The 1911 Llanelli Railway Strike

The shot strikersA shot rings out. The group of young men gathered by the garden wall stubbornly stand their ground. "Popeth yn iawn! It's all right!” shouts one, "Blanc yw hi, bois! It's blank, boys!”

"Peidiwch a symud. Don't move,” he confides to his friend. "Saethan nhw ddim. They won't shoot.”

Another rifle crack.

"It's all right, they've only got blank cartridges,” someone yells.

Suddenly, a bullet slams into the throat of a man sitting on the wall, driving him backwards into the garden. Everyone runs, someone shouts, "That's a bastard shot!” Blood splashes the grass. One of the men cries out as a bullet glances off his thumb, bringing down the man behind him.

There is more firing. Three men are down. The two most seriously injured are carried into the house and are laid out, bleeding profusely, on the table in the middle room, where they die. The landlady of the house is weeping uncontrollably – some women have fainted. Men are cursing and shouting. Outside on the railway track Major Brownlow Stuart orders the soldiers of the Worcester Regiment, who have fired the shots, to withdraw to the railway station.

These events occurred not in some beleaguered war zone, but in the back garden of a house in the High Street, Llanelli. The date was August 19, 1911. It was the last time troops on the British mainland fired on workers during an industrial dispute: the first ever national railway strike, a real rank-and-file revolt over low pay while the railway company was making massive profits. After the shootings, strikers, their supporters and other local people rose up, fighting with soldiers and police in a protest at the injustice the community had suffered at the hands of the military.

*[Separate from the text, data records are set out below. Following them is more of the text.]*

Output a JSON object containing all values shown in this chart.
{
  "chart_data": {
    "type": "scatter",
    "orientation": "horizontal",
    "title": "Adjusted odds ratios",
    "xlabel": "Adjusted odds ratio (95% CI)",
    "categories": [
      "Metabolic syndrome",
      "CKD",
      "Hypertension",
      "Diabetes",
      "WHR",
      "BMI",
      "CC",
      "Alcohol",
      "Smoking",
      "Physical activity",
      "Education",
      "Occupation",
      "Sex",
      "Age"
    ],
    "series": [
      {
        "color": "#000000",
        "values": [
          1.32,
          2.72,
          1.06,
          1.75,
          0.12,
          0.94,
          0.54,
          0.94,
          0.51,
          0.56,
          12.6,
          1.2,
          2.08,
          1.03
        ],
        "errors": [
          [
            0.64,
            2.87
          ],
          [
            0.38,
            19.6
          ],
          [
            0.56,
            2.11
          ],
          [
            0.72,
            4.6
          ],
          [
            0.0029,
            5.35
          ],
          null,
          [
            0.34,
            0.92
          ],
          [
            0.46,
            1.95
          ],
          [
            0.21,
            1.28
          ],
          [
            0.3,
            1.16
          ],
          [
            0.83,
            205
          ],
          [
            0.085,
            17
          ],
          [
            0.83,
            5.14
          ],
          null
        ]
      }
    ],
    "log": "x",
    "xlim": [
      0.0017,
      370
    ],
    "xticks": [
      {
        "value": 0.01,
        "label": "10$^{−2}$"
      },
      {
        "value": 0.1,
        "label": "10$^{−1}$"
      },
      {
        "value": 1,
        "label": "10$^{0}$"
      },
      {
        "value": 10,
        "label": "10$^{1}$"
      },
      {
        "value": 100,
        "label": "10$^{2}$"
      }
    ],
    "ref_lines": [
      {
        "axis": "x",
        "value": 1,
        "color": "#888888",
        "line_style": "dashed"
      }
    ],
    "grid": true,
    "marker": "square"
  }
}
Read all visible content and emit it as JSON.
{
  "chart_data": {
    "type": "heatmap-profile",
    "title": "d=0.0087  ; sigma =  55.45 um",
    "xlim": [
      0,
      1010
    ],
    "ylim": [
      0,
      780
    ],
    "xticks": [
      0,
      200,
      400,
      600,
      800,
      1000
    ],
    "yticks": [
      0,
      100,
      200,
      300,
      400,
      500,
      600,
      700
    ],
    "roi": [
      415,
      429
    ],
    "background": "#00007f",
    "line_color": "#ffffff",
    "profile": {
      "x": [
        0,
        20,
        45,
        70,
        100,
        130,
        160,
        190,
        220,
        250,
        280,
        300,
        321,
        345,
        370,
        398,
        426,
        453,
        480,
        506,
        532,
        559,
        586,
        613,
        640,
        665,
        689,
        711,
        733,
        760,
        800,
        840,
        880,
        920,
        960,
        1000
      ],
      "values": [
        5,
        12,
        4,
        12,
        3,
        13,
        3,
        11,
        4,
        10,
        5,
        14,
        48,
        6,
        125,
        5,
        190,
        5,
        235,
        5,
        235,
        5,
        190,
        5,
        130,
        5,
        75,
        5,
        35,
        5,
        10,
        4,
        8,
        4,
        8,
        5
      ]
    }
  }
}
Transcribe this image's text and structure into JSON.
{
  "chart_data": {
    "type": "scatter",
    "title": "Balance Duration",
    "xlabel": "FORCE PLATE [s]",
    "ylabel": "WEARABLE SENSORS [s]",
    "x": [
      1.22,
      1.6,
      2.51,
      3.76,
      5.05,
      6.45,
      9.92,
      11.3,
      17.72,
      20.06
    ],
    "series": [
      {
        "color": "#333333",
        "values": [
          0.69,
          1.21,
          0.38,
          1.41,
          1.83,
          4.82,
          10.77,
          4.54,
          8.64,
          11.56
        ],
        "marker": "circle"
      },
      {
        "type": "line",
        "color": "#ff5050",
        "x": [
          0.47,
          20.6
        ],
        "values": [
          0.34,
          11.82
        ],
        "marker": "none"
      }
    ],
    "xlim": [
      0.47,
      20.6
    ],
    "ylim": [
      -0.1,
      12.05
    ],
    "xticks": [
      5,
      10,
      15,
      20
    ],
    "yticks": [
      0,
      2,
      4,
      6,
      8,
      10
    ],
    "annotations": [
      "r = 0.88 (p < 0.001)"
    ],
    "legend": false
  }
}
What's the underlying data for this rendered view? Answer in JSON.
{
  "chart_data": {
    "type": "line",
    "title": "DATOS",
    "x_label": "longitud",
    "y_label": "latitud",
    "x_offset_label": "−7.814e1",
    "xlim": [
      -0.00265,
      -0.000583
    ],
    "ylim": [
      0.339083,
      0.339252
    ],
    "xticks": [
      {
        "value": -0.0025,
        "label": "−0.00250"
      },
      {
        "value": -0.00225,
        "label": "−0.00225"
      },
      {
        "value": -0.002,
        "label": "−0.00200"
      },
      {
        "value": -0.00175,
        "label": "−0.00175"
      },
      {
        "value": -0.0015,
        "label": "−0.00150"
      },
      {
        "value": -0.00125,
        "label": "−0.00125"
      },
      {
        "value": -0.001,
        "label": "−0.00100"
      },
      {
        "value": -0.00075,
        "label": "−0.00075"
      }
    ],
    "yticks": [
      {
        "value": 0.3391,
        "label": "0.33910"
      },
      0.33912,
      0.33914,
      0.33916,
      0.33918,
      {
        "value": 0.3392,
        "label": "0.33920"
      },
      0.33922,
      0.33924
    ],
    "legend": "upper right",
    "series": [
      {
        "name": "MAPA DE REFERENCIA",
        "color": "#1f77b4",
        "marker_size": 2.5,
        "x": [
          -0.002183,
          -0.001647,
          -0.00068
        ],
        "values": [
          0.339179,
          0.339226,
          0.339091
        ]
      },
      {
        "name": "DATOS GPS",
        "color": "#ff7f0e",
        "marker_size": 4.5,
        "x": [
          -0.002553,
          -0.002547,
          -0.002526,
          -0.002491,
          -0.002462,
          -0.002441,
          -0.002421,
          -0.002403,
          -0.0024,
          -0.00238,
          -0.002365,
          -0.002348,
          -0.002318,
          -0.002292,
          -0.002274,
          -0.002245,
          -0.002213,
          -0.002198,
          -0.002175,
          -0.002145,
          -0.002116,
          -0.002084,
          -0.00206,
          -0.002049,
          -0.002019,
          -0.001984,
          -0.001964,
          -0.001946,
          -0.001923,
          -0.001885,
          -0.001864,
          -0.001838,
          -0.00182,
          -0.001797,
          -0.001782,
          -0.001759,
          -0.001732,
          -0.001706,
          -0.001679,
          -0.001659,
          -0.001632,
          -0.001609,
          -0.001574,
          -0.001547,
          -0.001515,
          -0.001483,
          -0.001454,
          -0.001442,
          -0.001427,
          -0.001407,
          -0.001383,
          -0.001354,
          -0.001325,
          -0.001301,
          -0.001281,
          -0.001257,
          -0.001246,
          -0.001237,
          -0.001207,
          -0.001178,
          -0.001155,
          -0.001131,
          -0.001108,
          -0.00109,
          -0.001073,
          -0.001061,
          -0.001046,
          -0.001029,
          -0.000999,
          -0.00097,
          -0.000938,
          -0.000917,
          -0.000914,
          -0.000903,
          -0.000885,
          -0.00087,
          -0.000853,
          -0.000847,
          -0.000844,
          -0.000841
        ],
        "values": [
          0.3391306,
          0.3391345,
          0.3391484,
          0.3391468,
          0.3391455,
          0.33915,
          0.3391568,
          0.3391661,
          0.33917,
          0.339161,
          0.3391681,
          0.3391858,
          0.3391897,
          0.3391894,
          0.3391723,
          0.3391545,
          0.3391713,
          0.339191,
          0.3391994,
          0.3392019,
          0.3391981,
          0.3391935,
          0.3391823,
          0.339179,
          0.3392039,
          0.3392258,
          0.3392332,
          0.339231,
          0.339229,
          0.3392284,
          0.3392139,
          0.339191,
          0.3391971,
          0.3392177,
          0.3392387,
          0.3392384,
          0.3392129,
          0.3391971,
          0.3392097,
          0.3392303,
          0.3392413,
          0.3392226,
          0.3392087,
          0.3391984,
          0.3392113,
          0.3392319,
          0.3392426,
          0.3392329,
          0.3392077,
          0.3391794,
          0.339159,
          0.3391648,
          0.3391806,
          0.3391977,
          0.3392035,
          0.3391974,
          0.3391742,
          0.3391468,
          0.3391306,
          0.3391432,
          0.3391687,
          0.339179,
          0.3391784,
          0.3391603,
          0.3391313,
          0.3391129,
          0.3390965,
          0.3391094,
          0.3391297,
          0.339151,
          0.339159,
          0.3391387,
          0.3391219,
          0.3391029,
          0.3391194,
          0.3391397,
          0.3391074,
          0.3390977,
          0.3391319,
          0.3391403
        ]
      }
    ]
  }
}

Yet talk to anybody about the events of 1911, and you will find that often, even in the town, they will not have heard about them. The name Tonypandy has been seared into the consciousness of the Welsh working class as the epitome of a fierce class battle – and justly so.  But events at Llanelli a year later were arguably a much more serious confrontation. Many of us feel that with the centenary approaching it is time for us to reclaim our history. The 1911 Llanelli Strike Committee – formed this year – is working to ensure that we mark the events in a variety of different ways.  I hope to make clear why there is so much that we can be proud of in the dramatic events of 1911.